Pagi itu, Jured akan menemani Sarah ke tempat kerja. Dia akan menjaga Sarah dari kesewenang-wenangan Yudi. Dia tak tega melihat Sarah hampir setiap malam selalu bercerita kalau dia habis dimarahi oleh Yudi.
“Hmm ... bawa bodyguard, nih, si anak emas!” Kalimat pertama yang keluar dari mulut Yudi, menyindir Sarah yang datang bersama Jured. Tapi Sarah diam saja, tak peduli dengan ocehan Yudi. Dia terus melakukan pekerjaannya. Begitu juga Jured, dia melakukan apa saja yang diperintahkan Sarah.
Emosi Yudi sebenarnya cukup stabil hari itu. Tapi karena melihat Sarah muncul dengan membawa Jured, ditambah dengan ekspresi di wajah keduanya yang terkesan kurang bersahabat, Yudi jadi merasa dimusuhi sehingga emosinya jadi tersulut. Setiap melakukan sesuatu, dilakukannya dengan kasar sehingga menimbulkan suara berisik yang menyakitkan telinga. Ilham yang sedari awal mengamati kejadian itu hanya bisa menggeleng. Sementara Jured, melihat perbuatan Yudi seperti itu ditambah lagi saat dia teringat perlakuan kakak laki-lakinya itu selama ini pada dirinya, mulai terbawa emosi. Takut dan segannya hilang. Dia bahkan sangat menunggu saatnya untuk melepaskan semua amarah yang terpendam dalam dada.
“Kenapa, mukamu seperti itu? Ngga suka?” pancing Yudi.
“Iya, aku ngga suka!”
“Oo ... pintar kau sekarang, ya? Sudah berani melawan. Kalau ngga suka, ya pergi sana, ngapain di sini?”
Jured kembali diam karena ditenangkan oleh Sarah.
“Woi, pergi sana! Kenapa belum pergi juga?” Yudi terus memancing emosi Jured sehingga Jured tidak tahan dan Sarah pun tak mampu menahannya lagi.

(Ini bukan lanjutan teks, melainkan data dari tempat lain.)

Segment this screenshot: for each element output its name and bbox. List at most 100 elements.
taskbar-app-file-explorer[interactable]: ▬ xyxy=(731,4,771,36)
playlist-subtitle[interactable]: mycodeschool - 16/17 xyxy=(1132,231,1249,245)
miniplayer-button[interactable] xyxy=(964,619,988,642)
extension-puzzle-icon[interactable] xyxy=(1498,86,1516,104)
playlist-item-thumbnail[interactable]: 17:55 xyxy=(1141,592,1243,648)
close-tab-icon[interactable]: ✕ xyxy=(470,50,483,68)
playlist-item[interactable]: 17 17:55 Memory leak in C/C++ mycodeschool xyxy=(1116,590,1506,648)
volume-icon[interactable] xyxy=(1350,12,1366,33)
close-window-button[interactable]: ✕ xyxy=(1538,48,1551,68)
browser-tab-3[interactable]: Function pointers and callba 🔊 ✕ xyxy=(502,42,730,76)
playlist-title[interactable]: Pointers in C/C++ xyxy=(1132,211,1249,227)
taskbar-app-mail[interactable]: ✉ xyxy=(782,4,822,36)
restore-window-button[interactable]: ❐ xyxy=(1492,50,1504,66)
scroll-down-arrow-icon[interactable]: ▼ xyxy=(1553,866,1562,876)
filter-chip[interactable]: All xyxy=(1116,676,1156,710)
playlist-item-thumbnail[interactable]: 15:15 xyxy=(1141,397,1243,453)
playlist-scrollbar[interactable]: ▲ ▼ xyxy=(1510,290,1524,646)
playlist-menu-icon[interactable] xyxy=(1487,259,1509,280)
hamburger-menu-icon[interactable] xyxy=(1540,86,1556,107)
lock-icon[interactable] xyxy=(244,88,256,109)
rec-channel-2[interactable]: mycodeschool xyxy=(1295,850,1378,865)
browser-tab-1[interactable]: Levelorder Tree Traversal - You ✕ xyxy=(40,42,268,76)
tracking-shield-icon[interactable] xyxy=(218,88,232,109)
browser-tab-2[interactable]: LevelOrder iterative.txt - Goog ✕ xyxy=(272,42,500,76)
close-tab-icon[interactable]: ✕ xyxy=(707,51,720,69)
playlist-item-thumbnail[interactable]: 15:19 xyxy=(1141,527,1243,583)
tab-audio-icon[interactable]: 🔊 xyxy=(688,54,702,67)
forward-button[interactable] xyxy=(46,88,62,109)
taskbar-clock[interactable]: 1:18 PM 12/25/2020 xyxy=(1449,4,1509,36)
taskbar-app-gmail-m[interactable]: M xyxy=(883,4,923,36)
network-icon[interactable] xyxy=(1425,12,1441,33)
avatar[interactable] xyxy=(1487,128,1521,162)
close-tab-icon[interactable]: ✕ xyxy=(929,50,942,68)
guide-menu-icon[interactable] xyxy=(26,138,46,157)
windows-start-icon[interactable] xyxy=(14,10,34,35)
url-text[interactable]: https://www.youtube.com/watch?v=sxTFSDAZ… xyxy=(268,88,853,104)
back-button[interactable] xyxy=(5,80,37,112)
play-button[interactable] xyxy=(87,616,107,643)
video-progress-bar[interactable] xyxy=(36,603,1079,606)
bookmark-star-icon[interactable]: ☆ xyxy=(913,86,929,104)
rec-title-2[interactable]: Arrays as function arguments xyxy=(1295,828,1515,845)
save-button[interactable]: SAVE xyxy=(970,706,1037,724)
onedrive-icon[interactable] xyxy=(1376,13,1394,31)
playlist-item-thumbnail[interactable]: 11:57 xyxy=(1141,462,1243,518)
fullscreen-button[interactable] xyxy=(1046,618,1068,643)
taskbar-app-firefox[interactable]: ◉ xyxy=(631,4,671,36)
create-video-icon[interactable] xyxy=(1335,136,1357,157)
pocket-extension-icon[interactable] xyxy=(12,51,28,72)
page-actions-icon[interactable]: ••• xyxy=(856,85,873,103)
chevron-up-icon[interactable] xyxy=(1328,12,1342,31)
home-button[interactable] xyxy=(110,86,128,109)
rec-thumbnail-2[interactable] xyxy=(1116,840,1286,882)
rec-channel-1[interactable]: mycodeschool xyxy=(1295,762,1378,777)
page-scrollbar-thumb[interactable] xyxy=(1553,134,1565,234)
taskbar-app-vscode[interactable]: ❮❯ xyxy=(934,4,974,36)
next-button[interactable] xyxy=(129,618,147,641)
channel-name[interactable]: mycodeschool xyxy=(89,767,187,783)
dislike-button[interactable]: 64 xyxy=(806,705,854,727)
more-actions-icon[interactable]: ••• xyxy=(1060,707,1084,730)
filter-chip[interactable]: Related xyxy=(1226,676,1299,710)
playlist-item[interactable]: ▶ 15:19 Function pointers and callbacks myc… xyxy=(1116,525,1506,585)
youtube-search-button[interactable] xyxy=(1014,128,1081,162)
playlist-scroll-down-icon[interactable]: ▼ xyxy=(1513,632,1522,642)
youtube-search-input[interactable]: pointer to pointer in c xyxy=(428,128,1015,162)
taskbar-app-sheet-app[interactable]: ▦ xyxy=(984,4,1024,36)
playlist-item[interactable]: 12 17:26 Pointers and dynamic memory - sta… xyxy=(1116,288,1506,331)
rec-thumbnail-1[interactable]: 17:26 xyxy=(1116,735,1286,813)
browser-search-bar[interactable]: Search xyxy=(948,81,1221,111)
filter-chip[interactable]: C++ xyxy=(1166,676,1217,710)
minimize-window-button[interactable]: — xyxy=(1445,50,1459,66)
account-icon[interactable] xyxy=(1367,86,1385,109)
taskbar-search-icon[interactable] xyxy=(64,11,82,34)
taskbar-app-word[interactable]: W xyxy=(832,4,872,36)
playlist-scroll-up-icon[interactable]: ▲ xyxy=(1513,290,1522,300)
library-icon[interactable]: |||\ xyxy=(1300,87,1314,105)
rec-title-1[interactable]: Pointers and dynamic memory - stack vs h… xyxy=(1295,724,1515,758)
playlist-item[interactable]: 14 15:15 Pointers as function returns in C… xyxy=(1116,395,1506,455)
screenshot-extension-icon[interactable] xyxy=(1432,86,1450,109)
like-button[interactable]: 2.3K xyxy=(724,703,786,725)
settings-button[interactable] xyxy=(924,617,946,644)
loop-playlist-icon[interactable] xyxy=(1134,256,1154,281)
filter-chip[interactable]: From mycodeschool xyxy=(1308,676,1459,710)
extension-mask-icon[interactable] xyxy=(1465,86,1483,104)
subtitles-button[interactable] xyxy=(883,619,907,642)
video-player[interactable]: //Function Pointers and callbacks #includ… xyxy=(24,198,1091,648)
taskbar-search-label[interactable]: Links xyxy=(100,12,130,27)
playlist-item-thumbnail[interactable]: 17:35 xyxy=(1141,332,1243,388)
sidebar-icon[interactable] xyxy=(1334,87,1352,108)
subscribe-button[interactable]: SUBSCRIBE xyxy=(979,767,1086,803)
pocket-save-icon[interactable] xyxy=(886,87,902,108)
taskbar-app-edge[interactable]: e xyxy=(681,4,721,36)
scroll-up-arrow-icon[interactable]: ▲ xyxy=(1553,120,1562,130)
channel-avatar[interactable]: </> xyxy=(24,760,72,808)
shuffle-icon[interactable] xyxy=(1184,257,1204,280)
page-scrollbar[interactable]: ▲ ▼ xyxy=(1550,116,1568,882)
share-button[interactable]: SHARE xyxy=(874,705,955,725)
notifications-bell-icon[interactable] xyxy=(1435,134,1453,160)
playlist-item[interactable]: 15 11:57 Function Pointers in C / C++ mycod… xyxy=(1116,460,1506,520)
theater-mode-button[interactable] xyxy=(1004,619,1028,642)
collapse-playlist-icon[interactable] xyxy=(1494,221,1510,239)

“Ngga perlu kau suruh aku juga akan pergi sendiri.” Dia berdiri sambil menggebrak meja dan menggeser kursi dengan kakinya sekuat-kuatnya ke belakang.
“Oo ... hebat! Kalau berani, ayo maju!” kata Yudi sambil mengambil sebuah tongkat yang ada di dekatnya. “Asal tahu aja ya, kalian itu, kalau bukan karena aku, ngga kan bisa makan. Bakal mati kalian semua, ingat itu!”
“Emangnya perusahaan ini punyamu? Kau yang maju duluan, aku ngga takut!” tantang Jured sambil mengambil ancang-ancang.
Sarah yang merasa ngeri membayangkan apa yang akan terjadi pada dua orang adiknya itu, berusaha melerai. “Sudah, Red, lebih baik kita pulang aja, ngga usah diladeni!”
Sarah mengemasi semua barang-barangnya lalu menggamit tangan Jured untuk keluar bersamanya. Sebelum dia sampai di pintu tak lupa dia mengingatkan Yudi. “Mulai besok, aku ngga akan ke sini lagi. Biar kamu bebas berbuat semaumu. Jangan lupa belanja ibu! Aku suruh Al untuk jemput.”
Seminggu sudah Sarah berhenti kerja dan tetap di rumah saja. Mengetahui Sarah yang sudah tidak lagi bekerja, Herman, tetangga mereka, lelaki yang sebaya ayahnya itu, menawari Sarah untuk mau berkerja di kantornya. Tapi Sarah menolak. Karena pemahaman bahwa perempuan yang punya penghasilan akan selalu dimanfaatkan oleh laki-laki, telah berakar kuat dalam benaknya. Sehingga dia takut tidak akan menemukan cinta sejati.
Minggu berikutnya, giliran Jured yang mendapat informasi tentang adanya lowongan pekerjaan di sebuah departement store. Tapi Sarah melarang Jured untuk ikut mendaftar.
“Kamu pengen banget, ya, kerja di sana, Red?”